HI ALL,its come to the time when i need to renew the complete exhaust system on my 1989 t25 watercooled, from the engine to the silencer, looks complicated to me!!! any ideas how much it will cost? think its been on since new and the bolts look very rusty. cheers Gerbie (chris)


----------



## Mastodon (Jan 23, 2011)

Longlife will make a stainless one for you. Google it.


----------



## shawbags (Jan 25, 2011)

hi there,stainless exhausts are very good but exspensive,unfortunatly t25 exhausts are not cheap anyway,look on ebay and compare the prices with vw camper specialists.
If the bolts are rusty be carefull not to snap them off if you do it yourself,its not rocket science but it can be a fidly dirty job as you will have to take some of the tinware off as you go,follow the haynes manual guide or better still,money permiting,sourse the exhaust yourserlf and take it to a reputable t25 garage for fitting,shawbags.


----------



## Mastodon (Jan 25, 2011)

Not cheap, I agree, I got one made for my T4 when the back box fell apart - it was cheaper than OE and not far different to pattern parts. Had another one for my Mitzi Pajero as parts almost impossible to get (same with Mazda Bongos). On the other hand my old Vauxhall Midi needed a new bit most years and cost me a fortune. Money well spent if you intend to keep your van.


----------



## shawbags (Jan 26, 2011)

your right,stainless to keep,standard to sell.


----------



## jeffscarborough (Jan 26, 2011)

It would help if your profile included your location

This place is well regarded in the VW world.

brickwerks

The Brick-yard

        Jeff.


----------



## Gerbie (Mar 14, 2011)

*t25 exhaust system*

hi jeff, im from the wirral, merseyside. Thanks for all the answers, looks like it will be an expensive job, just when i could do without it!!!! oh well, Gerbie


----------



## Guernsey Donkey (Mar 15, 2011)

Gerbie said:


> hi jeff, im from the wirral, merseyside.

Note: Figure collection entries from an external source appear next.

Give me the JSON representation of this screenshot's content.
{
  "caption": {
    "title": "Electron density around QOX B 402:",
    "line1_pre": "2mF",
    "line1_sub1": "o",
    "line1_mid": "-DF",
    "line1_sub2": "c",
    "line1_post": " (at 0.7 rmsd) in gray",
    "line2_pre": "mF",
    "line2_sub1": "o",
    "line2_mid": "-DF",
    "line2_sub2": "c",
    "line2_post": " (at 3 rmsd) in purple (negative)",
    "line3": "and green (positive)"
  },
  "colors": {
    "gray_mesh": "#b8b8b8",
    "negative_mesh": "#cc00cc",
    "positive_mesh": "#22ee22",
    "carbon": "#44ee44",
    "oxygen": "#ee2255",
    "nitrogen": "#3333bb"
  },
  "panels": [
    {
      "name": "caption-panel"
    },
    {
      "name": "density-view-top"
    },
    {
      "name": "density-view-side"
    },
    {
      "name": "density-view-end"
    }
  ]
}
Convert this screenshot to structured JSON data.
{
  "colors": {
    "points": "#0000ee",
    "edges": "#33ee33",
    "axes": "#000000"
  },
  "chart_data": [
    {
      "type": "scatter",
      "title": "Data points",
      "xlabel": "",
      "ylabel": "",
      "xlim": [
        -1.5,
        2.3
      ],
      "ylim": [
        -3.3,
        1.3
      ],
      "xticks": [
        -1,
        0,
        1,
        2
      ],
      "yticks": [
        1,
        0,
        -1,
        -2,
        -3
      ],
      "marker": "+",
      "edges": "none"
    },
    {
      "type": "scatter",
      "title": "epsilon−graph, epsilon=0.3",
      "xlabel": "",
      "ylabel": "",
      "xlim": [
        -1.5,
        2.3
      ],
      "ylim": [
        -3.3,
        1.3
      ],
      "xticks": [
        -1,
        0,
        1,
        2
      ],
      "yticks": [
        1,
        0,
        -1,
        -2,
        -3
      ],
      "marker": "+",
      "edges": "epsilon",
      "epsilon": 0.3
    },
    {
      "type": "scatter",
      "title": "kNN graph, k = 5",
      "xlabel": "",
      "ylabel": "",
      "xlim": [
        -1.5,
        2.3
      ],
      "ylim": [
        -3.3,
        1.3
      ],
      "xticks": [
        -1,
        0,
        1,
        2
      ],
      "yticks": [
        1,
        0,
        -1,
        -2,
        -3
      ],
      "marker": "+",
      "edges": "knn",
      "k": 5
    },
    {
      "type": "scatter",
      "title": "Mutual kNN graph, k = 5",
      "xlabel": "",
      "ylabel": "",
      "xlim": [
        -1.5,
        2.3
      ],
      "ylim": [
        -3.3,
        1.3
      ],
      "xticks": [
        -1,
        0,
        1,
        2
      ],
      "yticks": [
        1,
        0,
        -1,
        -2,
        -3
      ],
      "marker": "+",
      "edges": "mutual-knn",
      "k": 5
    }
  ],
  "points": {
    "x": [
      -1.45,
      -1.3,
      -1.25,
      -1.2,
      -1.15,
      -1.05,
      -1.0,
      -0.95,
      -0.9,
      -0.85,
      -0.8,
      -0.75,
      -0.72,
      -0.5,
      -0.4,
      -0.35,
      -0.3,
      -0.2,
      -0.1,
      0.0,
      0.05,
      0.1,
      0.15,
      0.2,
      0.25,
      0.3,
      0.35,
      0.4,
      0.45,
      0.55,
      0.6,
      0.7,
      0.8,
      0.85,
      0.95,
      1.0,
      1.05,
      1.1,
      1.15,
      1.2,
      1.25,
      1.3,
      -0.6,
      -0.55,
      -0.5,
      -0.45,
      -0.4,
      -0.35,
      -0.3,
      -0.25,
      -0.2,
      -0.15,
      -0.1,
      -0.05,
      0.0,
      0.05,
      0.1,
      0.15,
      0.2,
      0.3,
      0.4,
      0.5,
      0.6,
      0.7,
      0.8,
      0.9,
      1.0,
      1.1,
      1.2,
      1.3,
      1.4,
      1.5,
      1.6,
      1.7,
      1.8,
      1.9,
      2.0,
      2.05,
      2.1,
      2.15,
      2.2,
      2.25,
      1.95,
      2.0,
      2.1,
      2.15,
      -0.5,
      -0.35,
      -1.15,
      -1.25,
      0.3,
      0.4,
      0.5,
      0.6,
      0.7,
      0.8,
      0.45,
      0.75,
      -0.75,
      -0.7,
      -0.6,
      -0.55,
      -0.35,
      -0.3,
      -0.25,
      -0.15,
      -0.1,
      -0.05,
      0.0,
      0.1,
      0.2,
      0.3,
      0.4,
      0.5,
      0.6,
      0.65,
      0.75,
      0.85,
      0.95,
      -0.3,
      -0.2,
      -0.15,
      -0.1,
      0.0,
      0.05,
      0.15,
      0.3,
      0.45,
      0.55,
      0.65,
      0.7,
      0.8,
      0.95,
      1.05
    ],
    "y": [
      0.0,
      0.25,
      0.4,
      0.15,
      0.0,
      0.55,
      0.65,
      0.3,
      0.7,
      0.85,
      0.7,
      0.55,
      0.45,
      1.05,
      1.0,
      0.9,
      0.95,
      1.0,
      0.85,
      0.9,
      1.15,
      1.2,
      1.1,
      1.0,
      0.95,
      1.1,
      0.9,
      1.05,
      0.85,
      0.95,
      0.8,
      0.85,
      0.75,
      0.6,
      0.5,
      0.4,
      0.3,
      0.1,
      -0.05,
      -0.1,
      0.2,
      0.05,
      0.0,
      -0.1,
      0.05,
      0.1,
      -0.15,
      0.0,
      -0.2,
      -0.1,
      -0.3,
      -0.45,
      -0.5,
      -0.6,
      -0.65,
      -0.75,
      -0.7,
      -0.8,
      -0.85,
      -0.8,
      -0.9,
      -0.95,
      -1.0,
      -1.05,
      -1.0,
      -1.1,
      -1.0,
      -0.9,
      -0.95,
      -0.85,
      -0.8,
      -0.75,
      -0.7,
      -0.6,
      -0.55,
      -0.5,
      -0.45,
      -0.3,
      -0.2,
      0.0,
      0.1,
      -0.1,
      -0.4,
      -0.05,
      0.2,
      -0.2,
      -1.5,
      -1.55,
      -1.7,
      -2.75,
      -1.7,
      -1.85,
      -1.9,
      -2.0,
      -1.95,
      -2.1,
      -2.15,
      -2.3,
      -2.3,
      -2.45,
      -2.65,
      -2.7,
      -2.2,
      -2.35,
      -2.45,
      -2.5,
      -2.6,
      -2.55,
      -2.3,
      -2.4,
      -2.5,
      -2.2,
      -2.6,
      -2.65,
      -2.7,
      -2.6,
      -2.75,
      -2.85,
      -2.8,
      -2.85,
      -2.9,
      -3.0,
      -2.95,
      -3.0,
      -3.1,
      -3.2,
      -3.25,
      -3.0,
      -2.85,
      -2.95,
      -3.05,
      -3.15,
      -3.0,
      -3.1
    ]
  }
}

Thanks for all the answers, looks like it will be an expensive job, just when i could do without it!!!! oh well, Gerbie



Hi Gerbie - just had a quote for stainless steel, £700 fitted for my T25 water cooled.
Other than this try JustKampers in Hampshire.


----------



## Gerbie (Mar 16, 2011)

*t25 exhaust system*

thanks Guernsey Donkey, think i will have to bite the bullet and splash the cash, just wont be telling the missus how much it cost!!!!!!!!!!!!!!!!!!!, by the way thanks for the fantastic photos of the western isles !!!!!!!!!!!!. Gerbie


----------